Quatro notícias paralelas, passaram despercebidas:

Uma, que é exemplo das condições impostas pela dívida: O ministro dos Negócios Estrangeiros, Paulo Portas, revelou que a sobretaxa sobre o subsídio de Natal foi imposta pela troika como uma condição para aceitar a receita extraordinária da transferência dos fundos de pensões da banca.

Ainda sobre as condições: Freitas do Amaral, mais radical que o líder socialista, afirmou: "Alemanha e França querem expulsar-nos do euro". Antigo ministro (escolhido por Sócrates, a quem, já na desgraça, censurou por aquilo que aquele não disse) lamenta que os países europeus ricos já não reconheçam"o seu dever moral e jurídico de serem solidários com os mais pobres".

E sobre as condições que virão: A Grécia tem de ir mais longe nas medidas de austeridade. Reduzir salários já não chega. Afirma o responsável do FMI pela avaliação a Atenas, Poul Thomsen, diz que o país tem de deixar cair os tabus e, possivelmente, avançar com despedimentos e concretiza: Grécia tem de acabar com o tabu dos despedimentos na Função Pública.

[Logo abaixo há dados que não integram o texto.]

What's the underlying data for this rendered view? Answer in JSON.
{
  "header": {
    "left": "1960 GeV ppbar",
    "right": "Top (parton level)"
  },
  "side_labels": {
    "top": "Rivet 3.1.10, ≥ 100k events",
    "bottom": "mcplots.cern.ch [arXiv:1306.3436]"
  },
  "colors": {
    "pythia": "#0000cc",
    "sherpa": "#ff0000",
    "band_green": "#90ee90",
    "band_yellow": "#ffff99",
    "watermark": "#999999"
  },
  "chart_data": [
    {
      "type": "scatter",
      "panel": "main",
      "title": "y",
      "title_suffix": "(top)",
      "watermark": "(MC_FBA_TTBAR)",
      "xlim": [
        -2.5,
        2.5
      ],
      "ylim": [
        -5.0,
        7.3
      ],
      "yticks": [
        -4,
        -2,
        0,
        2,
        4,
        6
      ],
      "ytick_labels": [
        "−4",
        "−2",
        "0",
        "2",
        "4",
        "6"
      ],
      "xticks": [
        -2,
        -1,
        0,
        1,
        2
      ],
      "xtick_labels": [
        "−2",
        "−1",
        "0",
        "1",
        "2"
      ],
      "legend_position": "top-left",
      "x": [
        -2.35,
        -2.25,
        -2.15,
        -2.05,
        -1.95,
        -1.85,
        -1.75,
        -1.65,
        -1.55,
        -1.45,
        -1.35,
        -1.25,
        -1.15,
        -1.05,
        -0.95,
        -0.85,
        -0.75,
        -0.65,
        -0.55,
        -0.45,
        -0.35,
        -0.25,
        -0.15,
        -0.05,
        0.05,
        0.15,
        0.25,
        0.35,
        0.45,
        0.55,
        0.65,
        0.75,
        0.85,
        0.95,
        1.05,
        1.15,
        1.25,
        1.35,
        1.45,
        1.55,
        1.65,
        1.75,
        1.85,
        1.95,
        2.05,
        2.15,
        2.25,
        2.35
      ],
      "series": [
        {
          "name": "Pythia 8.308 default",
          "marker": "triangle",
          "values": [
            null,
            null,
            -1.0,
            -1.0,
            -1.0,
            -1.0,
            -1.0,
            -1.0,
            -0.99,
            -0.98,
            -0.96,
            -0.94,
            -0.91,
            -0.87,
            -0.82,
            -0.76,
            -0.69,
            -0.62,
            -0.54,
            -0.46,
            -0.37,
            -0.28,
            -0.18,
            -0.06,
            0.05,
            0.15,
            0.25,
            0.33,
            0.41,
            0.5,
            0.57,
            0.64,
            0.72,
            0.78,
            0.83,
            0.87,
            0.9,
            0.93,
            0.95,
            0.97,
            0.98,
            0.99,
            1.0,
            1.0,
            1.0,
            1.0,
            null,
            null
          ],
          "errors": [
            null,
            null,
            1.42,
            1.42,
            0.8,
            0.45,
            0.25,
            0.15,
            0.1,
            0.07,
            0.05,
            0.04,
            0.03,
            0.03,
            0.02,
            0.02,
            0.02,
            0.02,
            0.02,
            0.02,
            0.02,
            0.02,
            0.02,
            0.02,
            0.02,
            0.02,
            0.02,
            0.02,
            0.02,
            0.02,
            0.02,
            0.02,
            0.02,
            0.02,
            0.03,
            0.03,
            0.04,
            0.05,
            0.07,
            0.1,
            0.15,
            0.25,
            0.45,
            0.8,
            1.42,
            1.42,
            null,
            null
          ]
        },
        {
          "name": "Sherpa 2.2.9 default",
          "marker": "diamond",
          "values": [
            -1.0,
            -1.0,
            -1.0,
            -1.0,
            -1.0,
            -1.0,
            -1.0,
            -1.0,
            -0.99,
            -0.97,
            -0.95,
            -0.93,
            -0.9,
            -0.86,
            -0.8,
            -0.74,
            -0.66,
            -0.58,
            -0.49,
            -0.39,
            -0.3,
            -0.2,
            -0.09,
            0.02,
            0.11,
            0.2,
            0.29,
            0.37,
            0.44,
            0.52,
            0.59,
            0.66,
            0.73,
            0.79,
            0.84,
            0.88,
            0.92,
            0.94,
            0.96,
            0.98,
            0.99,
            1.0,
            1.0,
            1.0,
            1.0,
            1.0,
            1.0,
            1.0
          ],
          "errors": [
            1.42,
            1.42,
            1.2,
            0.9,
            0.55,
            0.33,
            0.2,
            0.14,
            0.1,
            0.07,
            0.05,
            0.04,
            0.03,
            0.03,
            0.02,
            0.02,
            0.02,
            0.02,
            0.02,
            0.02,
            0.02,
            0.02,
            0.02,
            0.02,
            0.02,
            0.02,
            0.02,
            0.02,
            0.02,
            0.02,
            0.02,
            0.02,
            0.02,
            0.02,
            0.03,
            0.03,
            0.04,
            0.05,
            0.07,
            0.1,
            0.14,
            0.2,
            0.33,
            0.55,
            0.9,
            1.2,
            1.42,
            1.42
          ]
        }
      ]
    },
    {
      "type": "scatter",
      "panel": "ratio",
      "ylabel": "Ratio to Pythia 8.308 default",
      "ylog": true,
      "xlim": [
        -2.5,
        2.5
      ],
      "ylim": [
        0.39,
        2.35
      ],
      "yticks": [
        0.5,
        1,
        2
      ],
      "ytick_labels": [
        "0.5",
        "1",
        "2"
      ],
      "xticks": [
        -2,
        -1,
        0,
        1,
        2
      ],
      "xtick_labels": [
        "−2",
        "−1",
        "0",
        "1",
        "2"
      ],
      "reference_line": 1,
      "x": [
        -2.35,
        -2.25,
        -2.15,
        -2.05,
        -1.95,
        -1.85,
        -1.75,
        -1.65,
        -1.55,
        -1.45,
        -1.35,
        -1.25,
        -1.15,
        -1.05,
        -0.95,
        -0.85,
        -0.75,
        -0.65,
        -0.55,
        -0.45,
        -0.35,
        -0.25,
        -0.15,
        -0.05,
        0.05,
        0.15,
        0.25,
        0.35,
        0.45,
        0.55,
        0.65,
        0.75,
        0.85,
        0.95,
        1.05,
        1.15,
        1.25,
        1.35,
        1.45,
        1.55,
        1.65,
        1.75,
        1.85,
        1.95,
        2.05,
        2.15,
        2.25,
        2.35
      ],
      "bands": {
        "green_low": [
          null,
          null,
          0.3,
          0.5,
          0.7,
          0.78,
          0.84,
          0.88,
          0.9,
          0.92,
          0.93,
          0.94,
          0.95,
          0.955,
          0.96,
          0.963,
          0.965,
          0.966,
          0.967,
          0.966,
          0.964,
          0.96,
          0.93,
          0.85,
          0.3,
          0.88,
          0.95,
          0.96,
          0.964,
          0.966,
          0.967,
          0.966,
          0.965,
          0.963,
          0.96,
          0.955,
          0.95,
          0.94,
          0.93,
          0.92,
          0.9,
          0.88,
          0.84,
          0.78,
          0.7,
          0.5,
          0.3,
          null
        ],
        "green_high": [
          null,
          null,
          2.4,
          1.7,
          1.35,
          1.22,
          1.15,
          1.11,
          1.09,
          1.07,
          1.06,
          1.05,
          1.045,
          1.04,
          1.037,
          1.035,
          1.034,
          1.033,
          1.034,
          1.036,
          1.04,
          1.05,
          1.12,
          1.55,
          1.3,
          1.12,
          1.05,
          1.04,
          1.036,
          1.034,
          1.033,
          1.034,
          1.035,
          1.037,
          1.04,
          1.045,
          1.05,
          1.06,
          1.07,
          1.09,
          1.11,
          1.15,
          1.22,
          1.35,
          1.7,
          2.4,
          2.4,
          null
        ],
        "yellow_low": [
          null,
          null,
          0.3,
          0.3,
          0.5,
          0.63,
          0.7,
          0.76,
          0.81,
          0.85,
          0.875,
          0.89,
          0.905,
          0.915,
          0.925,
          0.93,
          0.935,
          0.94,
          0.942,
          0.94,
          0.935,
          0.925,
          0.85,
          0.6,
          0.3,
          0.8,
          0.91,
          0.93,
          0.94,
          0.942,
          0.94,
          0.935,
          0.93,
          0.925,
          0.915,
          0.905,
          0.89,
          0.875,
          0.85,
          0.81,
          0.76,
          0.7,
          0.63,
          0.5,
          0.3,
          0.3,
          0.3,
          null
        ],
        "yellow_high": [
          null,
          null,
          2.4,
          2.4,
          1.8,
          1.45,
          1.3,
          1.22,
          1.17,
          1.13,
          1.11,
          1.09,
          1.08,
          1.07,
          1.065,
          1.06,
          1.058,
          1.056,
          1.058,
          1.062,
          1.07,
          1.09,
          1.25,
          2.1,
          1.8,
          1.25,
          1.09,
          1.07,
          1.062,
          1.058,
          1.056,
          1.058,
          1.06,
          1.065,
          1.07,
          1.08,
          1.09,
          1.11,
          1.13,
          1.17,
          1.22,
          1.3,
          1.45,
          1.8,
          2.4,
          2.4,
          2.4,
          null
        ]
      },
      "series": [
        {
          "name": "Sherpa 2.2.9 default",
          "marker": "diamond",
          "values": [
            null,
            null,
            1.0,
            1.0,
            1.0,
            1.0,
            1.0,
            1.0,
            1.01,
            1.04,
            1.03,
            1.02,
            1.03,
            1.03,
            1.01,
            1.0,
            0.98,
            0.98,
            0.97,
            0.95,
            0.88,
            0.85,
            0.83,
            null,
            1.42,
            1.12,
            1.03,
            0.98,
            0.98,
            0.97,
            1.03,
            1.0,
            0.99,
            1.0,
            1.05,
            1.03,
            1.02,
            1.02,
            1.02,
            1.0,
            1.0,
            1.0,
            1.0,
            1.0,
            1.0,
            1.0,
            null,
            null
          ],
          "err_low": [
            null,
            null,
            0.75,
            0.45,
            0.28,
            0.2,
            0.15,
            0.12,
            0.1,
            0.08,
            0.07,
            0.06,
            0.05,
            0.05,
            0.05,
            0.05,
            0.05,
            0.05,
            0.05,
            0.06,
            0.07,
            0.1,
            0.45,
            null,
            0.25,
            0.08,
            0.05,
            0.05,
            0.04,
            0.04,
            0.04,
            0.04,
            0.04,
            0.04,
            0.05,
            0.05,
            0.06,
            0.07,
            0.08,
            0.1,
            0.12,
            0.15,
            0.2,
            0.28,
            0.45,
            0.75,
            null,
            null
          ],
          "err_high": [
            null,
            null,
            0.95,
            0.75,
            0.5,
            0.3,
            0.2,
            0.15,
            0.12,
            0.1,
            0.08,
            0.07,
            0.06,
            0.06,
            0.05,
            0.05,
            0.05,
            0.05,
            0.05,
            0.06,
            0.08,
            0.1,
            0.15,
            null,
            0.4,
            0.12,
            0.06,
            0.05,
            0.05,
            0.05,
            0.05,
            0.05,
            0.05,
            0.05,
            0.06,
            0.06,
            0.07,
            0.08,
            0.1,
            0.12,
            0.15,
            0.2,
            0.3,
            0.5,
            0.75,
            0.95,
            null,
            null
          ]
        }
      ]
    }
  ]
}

E as condições oferecidas ao capital financeiro: O ministro das Finanças português revelou que o Executivo está disponível para alargar o prazo em que o Estado estará no capital dos bancos sem poderes, de 3 para 5 anos, emprestando-lhes até 11 milhões de euros, uma das medidas que tem sido defendida pela banca. Isso chama-se, “não pagar”, nas condições impostas inicialmente, chama-se “renegociar a dívida”, em favor dos bancos!